I do want to say thank you for not falling asleep halfway through that last comment, because when I finished it, I couldn't believe how long I had rambled. I suppose I went so in detail because I do realize how important this subject is to you, because like you said, it's the same for us both.

It's understandable that you guys took what I said the way you did, because as many disagreements as I may have with you on the way you go about it, you still do marvelous work with that pairing--and it's so painfully obvious, how important and close to you that work, and the pairing itself, really is. I am glad that we are both much clearer on the importance of the issue for one another.

I have held the opinions that I do about this issue for quite a while, and because I know how much passion you put into it, it's why I kept it to myself for so long. You do produce good work--wonderful work. There is no debate about that, what is done in the DxK fandom is phenomonal. I suppose that's why the portrayals and ideas within this pairing bother me so much. It's not the only pairing that I feel this is done in, but because everything within the realm of DxK is so utterly gorgeous most of the time (despite my obvious reservations) and because you guys, as amazing writers, have so much, well--influence on so many people, to me I just see so much, I don't know.. going to waste? It's like, if these people can really be this full of passion about this pairing, just think of what they could do if only...
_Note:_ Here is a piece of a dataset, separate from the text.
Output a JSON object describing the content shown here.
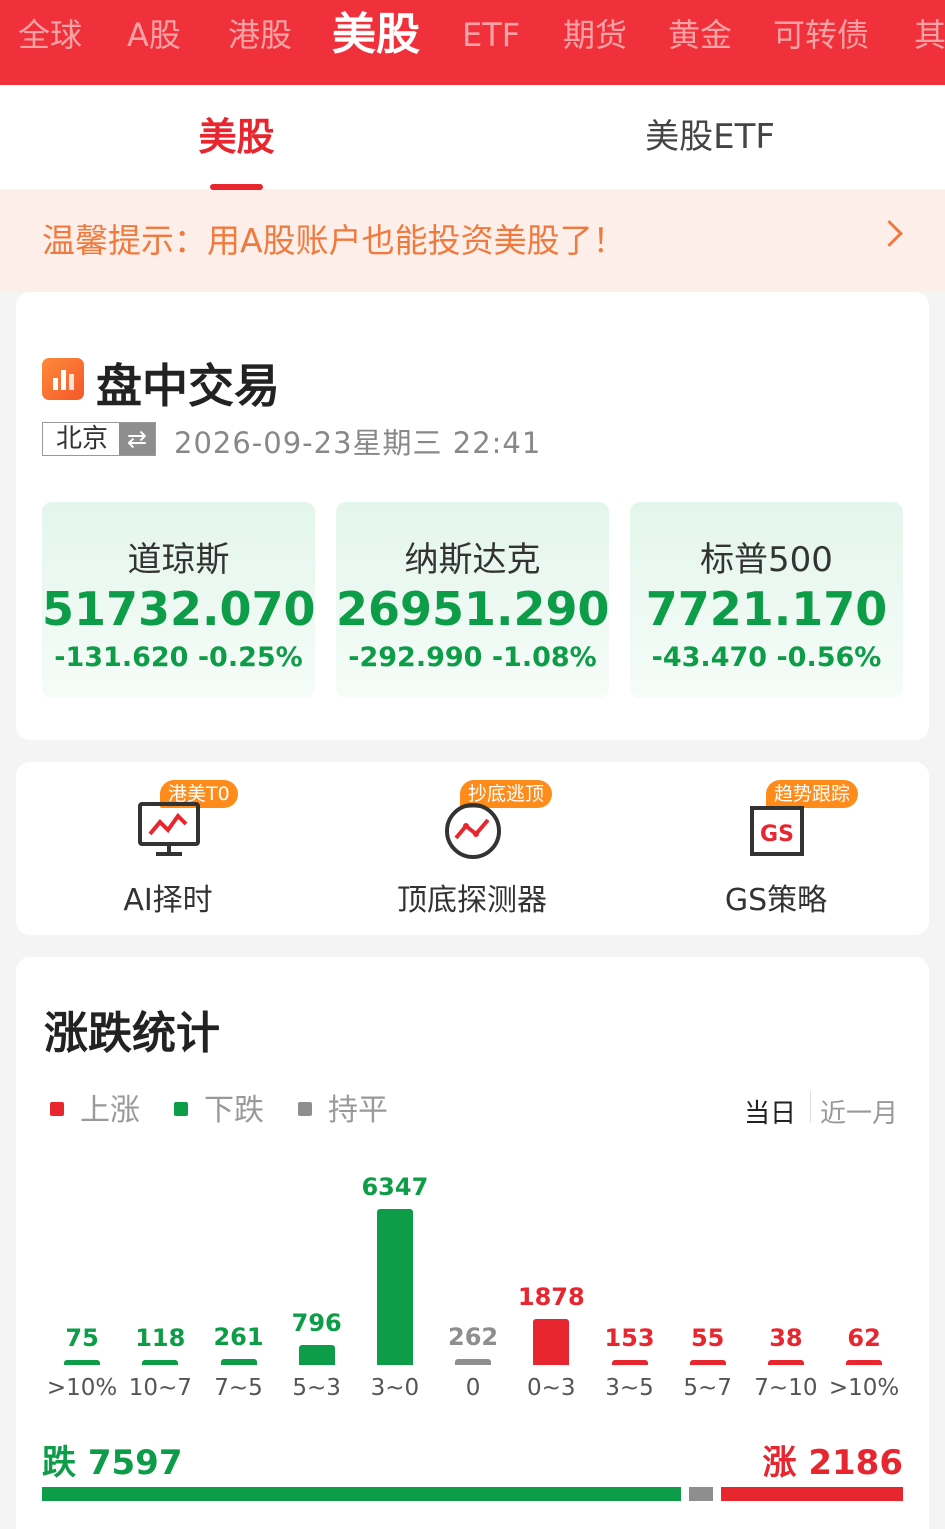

It's just sort of frustrating when I see such potential not played to it's fullest (and by fullest, I mean that it honestly pains me to see Kaoru portrayed in such in a way, but even more so when it's contained in such a respectable piece of work--people who don't know any better stop questioning it, and begin taking it for fact because of who it's coming from and because they can surely be trusted; and that's not personal at all, just a generalization of the process, monkey see monkey do), and of course this is my own opinion, because most are probably sure that everything about what you do is perfect, and no, there is nothing wrong with that because it's art, and will always be interpreted differently by different people. That's the beauty.
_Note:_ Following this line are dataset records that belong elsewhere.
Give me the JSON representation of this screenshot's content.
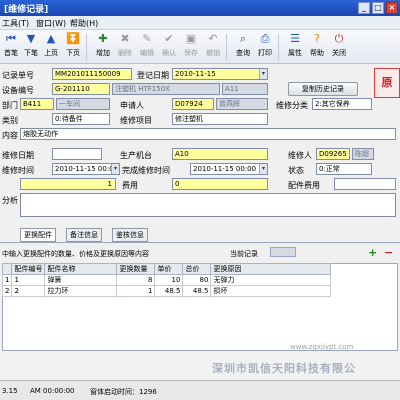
{
  "window": {
    "title": "[维修记录]"
  },
  "menu": {
    "items": [
      "工具(T)",
      "窗口(W)",
      "帮助(H)"
    ]
  },
  "toolbar": {
    "buttons": [
      {
        "label": "首笔",
        "enabled": true,
        "icon": "first-record-icon"
      },
      {
        "label": "下笔",
        "enabled": true,
        "icon": "next-record-icon"
      },
      {
        "label": "上页",
        "enabled": true,
        "icon": "previous-page-icon"
      },
      {
        "label": "下页",
        "enabled": true,
        "icon": "next-page-icon"
      },
      {
        "label": "增加",
        "enabled": true,
        "icon": "add-icon"
      },
      {
        "label": "删除",
        "enabled": false,
        "icon": "delete-icon"
      },
      {
        "label": "编辑",
        "enabled": false,
        "icon": "edit-icon"
      },
      {
        "label": "确认",
        "enabled": false,
        "icon": "confirm-icon"
      },
      {
        "label": "保存",
        "enabled": false,
        "icon": "save-icon"
      },
      {
        "label": "撤销",
        "enabled": false,
        "icon": "undo-icon"
      },
      {
        "label": "查询",
        "enabled": true,
        "icon": "query-icon"
      },
      {
        "label": "打印",
        "enabled": true,
        "icon": "print-icon"
      },
      {
        "label": "属性",
        "enabled": true,
        "icon": "properties-icon"
      },
      {
        "label": "帮助",
        "enabled": true,
        "icon": "help-icon"
      },
      {
        "label": "关闭",
        "enabled": true,
        "icon": "close-icon"
      }
    ]
  },
  "form": {
    "record_no_label": "记录单号",
    "record_no": "MM201011150009",
    "date_label": "登记日期",
    "date": "2010-11-15",
    "copy_history_btn": "复制历史记录",
    "stamp": "原",
    "equipment_no_label": "设备编号",
    "equipment_no": "G-201110",
    "equipment_name": "注塑机 HTF150X",
    "equipment_model": "A11",
    "dept_label": "部门",
    "dept_code": "B411",
    "dept_name": "一车间",
    "applicant_label": "申请人",
    "applicant_code": "D07924",
    "applicant_name": "曾燕辉",
    "repair_type_label": "维修分类",
    "repair_type": "2:其它保养",
    "category_label": "类别",
    "category": "0:待备件",
    "repair_item_label": "维修项目",
    "repair_item": "修注塑机",
    "content_label": "内容",
    "content": "熔胶无动作",
    "repair_date_label": "维修日期",
    "repair_date": "",
    "production_machine_label": "生产机台",
    "production_machine": "A10",
    "repairer_label": "维修人",
    "repairer_code": "D09265",
    "repairer_name": "陈超",
    "repair_time_label": "维修时间",
    "repair_time": "2010-11-15 00:00",
    "complete_time_label": "完成维修时间",
    "complete_time": "2010-11-15 00:00",
    "status_label": "状态",
    "status": "0:正常",
    "hours_value": "1",
    "cost_label": "费用",
    "cost_value": "0",
    "parts_cost_label": "配件费用",
    "analysis_label": "分析"
  },
  "tabs": [
    {
      "label": "更换配件",
      "active": true
    },
    {
      "label": "备注信息",
      "active": false
    },
    {
      "label": "鉴核信息",
      "active": false
    }
  ],
  "parts_section": {
    "hint": "中输入更换配件的数量、价格及更换原因等内容",
    "current_record_label": "当前记录",
    "add_symbol": "+",
    "remove_symbol": "−"
  },
  "grid": {
    "columns": [
      "",
      "配件编号",
      "配件名称",
      "更换数量",
      "单价",
      "总价",
      "更换原因"
    ],
    "rows": [
      [
        "1",
        "1",
        "弹簧",
        "8",
        "10",
        "80",
        "无弹力"
      ],
      [
        "2",
        "2",
        "拉力环",
        "1",
        "48.5",
        "48.5",
        "损坏"
      ]
    ]
  },
  "watermark": {
    "company": "深圳市凯信天阳科技有限公",
    "url": "www.zgxjjypt.com"
  },
  "statusbar": {
    "left": "3.15",
    "time": "AM 00:00:00",
    "startup": "窗体启动时间：1296"
  }
}
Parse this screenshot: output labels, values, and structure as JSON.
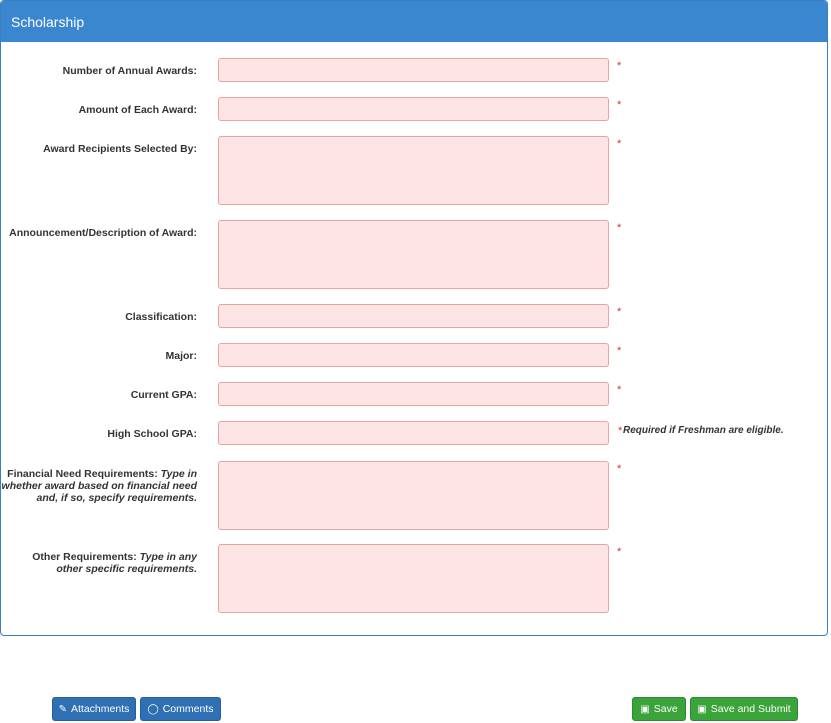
{
  "panel": {
    "title": "Scholarship"
  },
  "fields": {
    "annual_awards": {
      "label": "Number of Annual Awards:",
      "value": ""
    },
    "amount_each": {
      "label": "Amount of Each Award:",
      "value": ""
    },
    "recipients_selected_by": {
      "label": "Award Recipients Selected By:",
      "value": ""
    },
    "announcement": {
      "label": "Announcement/Description of Award:",
      "value": ""
    },
    "classification": {
      "label": "Classification:",
      "value": ""
    },
    "major": {
      "label": "Major:",
      "value": ""
    },
    "current_gpa": {
      "label": "Current GPA:",
      "value": ""
    },
    "high_school_gpa": {
      "label": "High School GPA:",
      "value": "",
      "note": "Required if Freshman are eligible."
    },
    "financial_need": {
      "label": "Financial Need Requirements:",
      "hint": "Type in whether award based on financial need and, if so, specify requirements.",
      "value": ""
    },
    "other_requirements": {
      "label": "Other Requirements:",
      "hint": "Type in any other specific requirements.",
      "value": ""
    }
  },
  "required_marker": "*",
  "buttons": {
    "attachments": "Attachments",
    "comments": "Comments",
    "save": "Save",
    "save_submit": "Save and Submit"
  },
  "colors": {
    "header": "#3a87d0",
    "required_bg": "#fde5e5",
    "primary_btn": "#2f6fb3",
    "success_btn": "#3aa33a"
  }
}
Now (if it's not too entirely confusing) tie all of the above, with all of my feelings stated about Kaoru from before, and that's a pretty good sum of my main reasonings behind every bit of my original opinion. I don't mind elaborating in more detail or answering your questions at all though, but MSN would most certainly be a better bet, because I don't know how many more of these novelesque comments I can force myself to endure while remaining even slightly coherant.